The healing nature of digital minimalism

Victoria Helmer, Columnist

With so much going on, we can easily feel as if we are trapped in a bottomless pit of apocalyptic news, and this sentiment rings especially true if we compulsively check our devices. Since many facets of our lives have moved online, we are now extra susceptible to spending more time than we’d like to on screens, and doing so leaves some of us feeling overstimulated, anxious and empty.

No one deserves to feel this way. 

As cultural critic Jenny Odell puts it, “It’s just unfortunate that the media through which we interact with other people, and with the news, are actively designed to be addictive and ultimately feel very harmful.” 

Illustration by Anika Vucicevic.

The basic idea is this: we all deserve to feel at least moderately okay — and even good, when possible. When times are grim, it’s normal to feel devastated, but excessively scrolling, while completely understandable, can make us feel worse. And like I said, we all deserve to feel okay. 

In the era of the infinite scroll, it can be easy to lose sight of the optimal function of your free time: rejuvenation.

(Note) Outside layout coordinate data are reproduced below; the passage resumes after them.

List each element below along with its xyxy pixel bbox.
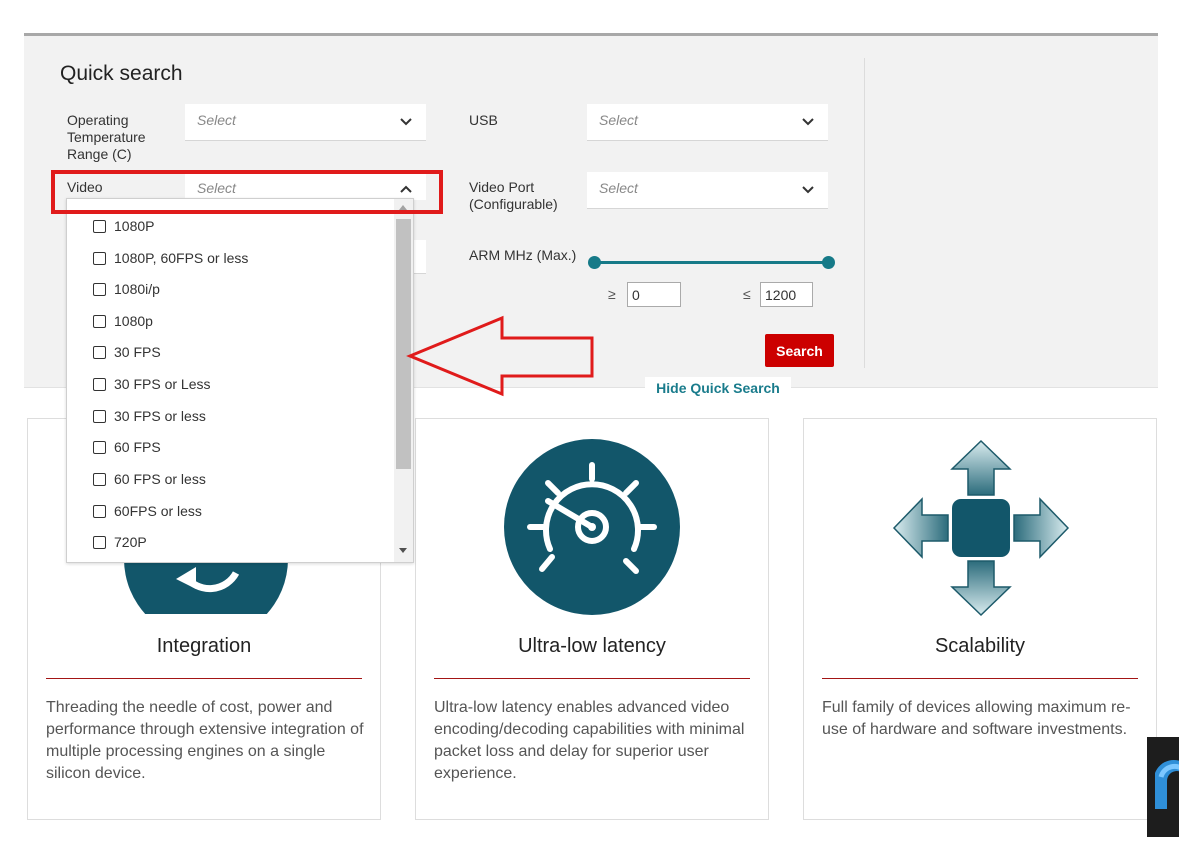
arm-mhz-min-input[interactable]: [627, 282, 681, 307]
quick-search-divider: [864, 58, 865, 368]
arm-mhz-label: ARM MHz (Max.): [469, 247, 577, 263]
checkbox-icon[interactable]: [93, 377, 106, 391]
video-option[interactable]: 1080P: [93, 216, 154, 236]
operating-temperature-select[interactable]: Select: [185, 104, 426, 141]
video-option[interactable]: 60 FPS: [93, 437, 161, 457]
feature-divider: [822, 678, 1138, 679]
hidden-select-edge: [414, 240, 426, 274]
feature-card-scalability: Scalability Full family of devices allow…: [803, 418, 1157, 820]
chevron-down-icon: [802, 186, 814, 194]
checkbox-icon[interactable]: [93, 219, 106, 233]
annotation-highlight-box: [51, 170, 443, 214]
usb-value: Select: [599, 112, 638, 128]
feature-title: Scalability: [934, 635, 1026, 657]
checkbox-icon[interactable]: [93, 282, 106, 296]
annotation-arrow-icon: [406, 315, 594, 397]
checkbox-icon[interactable]: [93, 409, 106, 423]
speedometer-icon: [504, 439, 680, 615]
usb-label: USB: [469, 112, 498, 128]
scroll-down-arrow-icon[interactable]: [399, 548, 407, 553]
feature-description: Threading the needle of cost, power and …: [46, 699, 364, 782]
video-port-value: Select: [599, 180, 638, 196]
checkbox-icon[interactable]: [93, 345, 106, 359]
max-symbol: ≤: [743, 286, 751, 302]
operating-temperature-value: Select: [197, 112, 236, 128]
integration-icon: [124, 559, 288, 614]
video-option[interactable]: 30 FPS: [93, 342, 161, 362]
checkbox-icon[interactable]: [93, 504, 106, 518]
corner-logo: [1147, 737, 1179, 837]
chevron-down-icon: [802, 118, 814, 126]
video-option[interactable]: 720P: [93, 532, 147, 552]
hide-quick-search-link[interactable]: Hide Quick Search: [645, 377, 791, 399]
checkbox-icon[interactable]: [93, 251, 106, 265]
video-option[interactable]: 30 FPS or Less: [93, 374, 211, 394]
feature-card-ultra-low-latency: Ultra-low latency Ultra-low latency enab…: [415, 418, 769, 820]
chevron-down-icon: [400, 118, 412, 126]
usb-select[interactable]: Select: [587, 104, 828, 141]
min-symbol: ≥: [608, 286, 616, 302]
video-option[interactable]: 30 FPS or less: [93, 406, 206, 426]
video-option[interactable]: 1080P, 60FPS or less: [93, 248, 248, 268]
video-option[interactable]: 60FPS or less: [93, 501, 202, 521]
arm-mhz-slider-track[interactable]: [594, 261, 828, 264]
feature-divider: [46, 678, 362, 679]
checkbox-icon[interactable]: [93, 472, 106, 486]
video-option[interactable]: 1080p: [93, 311, 153, 331]
video-port-label: Video Port (Configurable): [469, 179, 558, 212]
video-option[interactable]: 60 FPS or less: [93, 469, 206, 489]
checkbox-icon[interactable]: [93, 440, 106, 454]
arm-mhz-min-handle[interactable]: [588, 256, 601, 269]
feature-title: Integration: [156, 635, 252, 657]
checkbox-icon[interactable]: [93, 535, 106, 549]
feature-description: Full family of devices allowing maximum …: [822, 699, 1131, 738]
video-options-dropdown[interactable]: 1080P 1080P, 60FPS or less 1080i/p 1080p…: [66, 198, 414, 563]
quick-search-title: Quick search: [60, 62, 183, 85]
video-port-select[interactable]: Select: [587, 172, 828, 209]
logo-icon: [1155, 759, 1179, 809]
checkbox-icon[interactable]: [93, 314, 106, 328]
operating-temperature-label: Operating Temperature Range (C): [67, 112, 146, 162]
arm-mhz-max-handle[interactable]: [822, 256, 835, 269]
feature-description: Ultra-low latency enables advanced video…: [434, 699, 745, 782]
feature-divider: [434, 678, 750, 679]
search-button[interactable]: Search: [765, 334, 834, 367]
feature-title: Ultra-low latency: [518, 635, 666, 657]
video-option[interactable]: 1080i/p: [93, 279, 160, 299]
expand-arrows-icon: [892, 439, 1070, 617]
arm-mhz-max-input[interactable]: [760, 282, 813, 307]
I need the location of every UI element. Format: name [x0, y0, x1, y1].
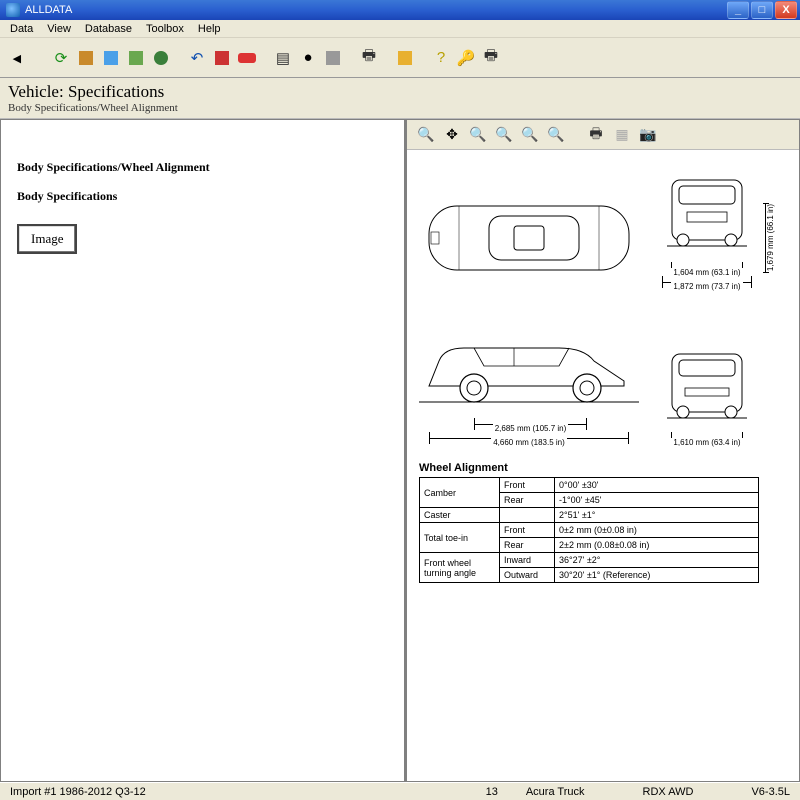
dot-icon[interactable]: ● [297, 47, 319, 69]
undo-icon[interactable]: ↶ [186, 47, 208, 69]
wa-val: 0°00' ±30' [555, 478, 759, 493]
wa-val: 0±2 mm (0±0.08 in) [555, 523, 759, 538]
vehicle-rear-view [657, 340, 757, 430]
dim-height: 1,679 mm (66.1 in) [766, 204, 775, 271]
zoom-actual-icon[interactable]: 🔍 [493, 124, 515, 146]
status-bar: Import #1 1986-2012 Q3-12 13 Acura Truck… [0, 782, 800, 800]
zoom-disabled-icon: 🔍 [545, 124, 567, 146]
database-icon[interactable] [75, 47, 97, 69]
window-close-button[interactable]: X [775, 1, 797, 19]
wa-val: 36°27' ±2° [555, 553, 759, 568]
pan-icon[interactable]: ✥ [441, 124, 463, 146]
wheel-alignment-heading: Wheel Alignment [419, 462, 787, 474]
globe-icon[interactable] [150, 47, 172, 69]
table-row: Camber Front 0°00' ±30' [420, 478, 759, 493]
menu-database[interactable]: Database [79, 22, 138, 36]
wa-param: Total toe-in [420, 523, 500, 553]
tree-icon[interactable] [125, 47, 147, 69]
page-header: Vehicle: Specifications Body Specificati… [0, 78, 800, 119]
car-icon[interactable] [236, 47, 258, 69]
status-dataset: Import #1 1986-2012 Q3-12 [6, 786, 150, 798]
wa-val: 30°20' ±1° (Reference) [555, 568, 759, 583]
key-icon[interactable]: 🔑 [455, 47, 477, 69]
menubar: Data View Database Toolbox Help [0, 20, 800, 38]
back-button[interactable]: ◂ [6, 47, 28, 69]
navigation-pane: Body Specifications/Wheel Alignment Body… [0, 119, 406, 782]
wa-pos: Outward [500, 568, 555, 583]
wa-param: Front wheel turning angle [420, 553, 500, 583]
image-button[interactable]: Image [17, 224, 77, 254]
table-row: Front wheel turning angle Inward 36°27' … [420, 553, 759, 568]
menu-view[interactable]: View [41, 22, 77, 36]
table-row: Total toe-in Front 0±2 mm (0±0.08 in) [420, 523, 759, 538]
camera-icon[interactable]: 📷 [637, 124, 659, 146]
content-pane: 🔍 ✥ 🔍 🔍 🔍 🔍 🖶 ▦ 📷 [406, 119, 800, 782]
nav-path: Body Specifications/Wheel Alignment [17, 160, 404, 175]
window-maximize-button[interactable]: □ [751, 1, 773, 19]
print-image-icon[interactable]: 🖶 [585, 124, 607, 146]
print-icon[interactable]: 🖶 [358, 47, 380, 69]
table-row: Caster 2°51' ±1° [420, 508, 759, 523]
vehicle-top-view [419, 188, 639, 288]
zoom-fit-icon[interactable]: 🔍 [467, 124, 489, 146]
list-icon[interactable]: ▤ [272, 47, 294, 69]
status-model: RDX AWD [639, 786, 698, 798]
vehicle-diagram: 1,604 mm (63.1 in) 1,872 mm (73.7 in) 1,… [419, 160, 787, 583]
zoom-out-icon[interactable]: 🔍 [519, 124, 541, 146]
vehicle-select-icon[interactable] [100, 47, 122, 69]
window-title: ALLDATA [25, 4, 72, 16]
page-title: Vehicle: Specifications [8, 82, 792, 102]
breadcrumb: Body Specifications/Wheel Alignment [8, 102, 792, 114]
image-toolbar: 🔍 ✥ 🔍 🔍 🔍 🔍 🖶 ▦ 📷 [407, 120, 799, 150]
toolbar: ◂ ⟳ ↶ ▤ ● 🖶 ? 🔑 🖶 [0, 38, 800, 78]
status-id: 13 [482, 786, 502, 798]
print2-icon[interactable]: 🖶 [480, 47, 502, 69]
vehicle-front-view [657, 160, 757, 260]
help-icon[interactable]: ? [430, 47, 452, 69]
dim-length: 4,660 mm (183.5 in) [491, 438, 567, 447]
wa-pos: Rear [500, 493, 555, 508]
status-engine: V6-3.5L [747, 786, 794, 798]
folder-icon[interactable] [394, 47, 416, 69]
wheel-alignment-table: Camber Front 0°00' ±30' Rear -1°00' ±45'… [419, 477, 759, 583]
main-split: Body Specifications/Wheel Alignment Body… [0, 119, 800, 782]
dim-rear-track: 1,610 mm (63.4 in) [671, 438, 742, 447]
app-icon [6, 3, 20, 17]
window-minimize-button[interactable]: _ [727, 1, 749, 19]
calendar-icon[interactable] [322, 47, 344, 69]
wa-param: Camber [420, 478, 500, 508]
menu-data[interactable]: Data [4, 22, 39, 36]
wa-pos: Front [500, 523, 555, 538]
wa-param: Caster [420, 508, 500, 523]
diagram-viewport[interactable]: 1,604 mm (63.1 in) 1,872 mm (73.7 in) 1,… [407, 150, 799, 781]
vehicle-side-view [419, 326, 639, 416]
grid-icon[interactable]: ▦ [611, 124, 633, 146]
status-make: Acura Truck [522, 786, 589, 798]
wa-val: 2°51' ±1° [555, 508, 759, 523]
refresh-icon[interactable]: ⟳ [50, 47, 72, 69]
menu-help[interactable]: Help [192, 22, 227, 36]
wa-val: 2±2 mm (0.08±0.08 in) [555, 538, 759, 553]
nav-section: Body Specifications [17, 189, 404, 204]
bookmark-icon[interactable] [211, 47, 233, 69]
menu-toolbox[interactable]: Toolbox [140, 22, 190, 36]
wa-pos [500, 508, 555, 523]
dim-track-width: 1,872 mm (73.7 in) [671, 282, 742, 291]
zoom-in-icon[interactable]: 🔍 [415, 124, 437, 146]
wa-pos: Front [500, 478, 555, 493]
wa-pos: Inward [500, 553, 555, 568]
wa-val: -1°00' ±45' [555, 493, 759, 508]
wa-pos: Rear [500, 538, 555, 553]
window-titlebar: ALLDATA _ □ X [0, 0, 800, 20]
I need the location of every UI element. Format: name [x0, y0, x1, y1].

We often criticize the addictive nature of social media platforms, but oftentimes, what we’re actually critiquing is their potential for emotional damage; for instance, this harm can arise from the lost sense of autonomy or the sense of time misplaced by doing things we don’t genuinely enjoy. 

In life, all we really have is time, anyway. To the extent that your life is valuable, I think that your time and attention are valuable, too.

Tech companies take this in a literal sense, seeing our time and attention as resources to compete for and commodify. Financially incentivized to maximize user time spent, these companies employ teams of engineers who deliberately design with this narrow goal in mind — often without any regard for the user’s wellbeing. Many of us feel an almost magnetic pull to our devices. This is not a coincidence. It is a collective feeling, an engineered desire. This is the attention economy. 

With so many people profiting off using your psychology against you, how can we reclaim our time and attention? In other words, how can we resist the attention economy? 

Jenny Odell, mentioned above, embodies resistance in the spirit of protest and self-care. She balances mindful Twitter use with bird watching and nature bathing, and she even wrote a whole book called How to do Nothing: Resisting the Attention Economy. On top of that, the tech industry can be quite problematic in general, and there’s a lot to defy besides attention-based issues. 

Odell practices what some would call digital minimalism, a form of resistance that revolves around tech intentionality. Digital minimalists, as defined by Cal Newport, espouse “A philosophy of technology use in which you focus your online time on a small number of carefully selected and optimized activities that strongly support things you value, and then happily miss out on everything else.” 

This ideology radically reorients the way we view and use our devices; when we engage with them on our own terms, they can even remind us of the deep sense of entertainment we are all worthy of experiencing. 

Digital minimalism, on the surface, helps us mend our relations to devices. But what’s truly so wonderful about it, and too often overlooked, is that customizing our tech lives can ultimately help us heal our relationships with ourselves. Doing so can help us internalize, on an individual level, how we all deserve to feel good.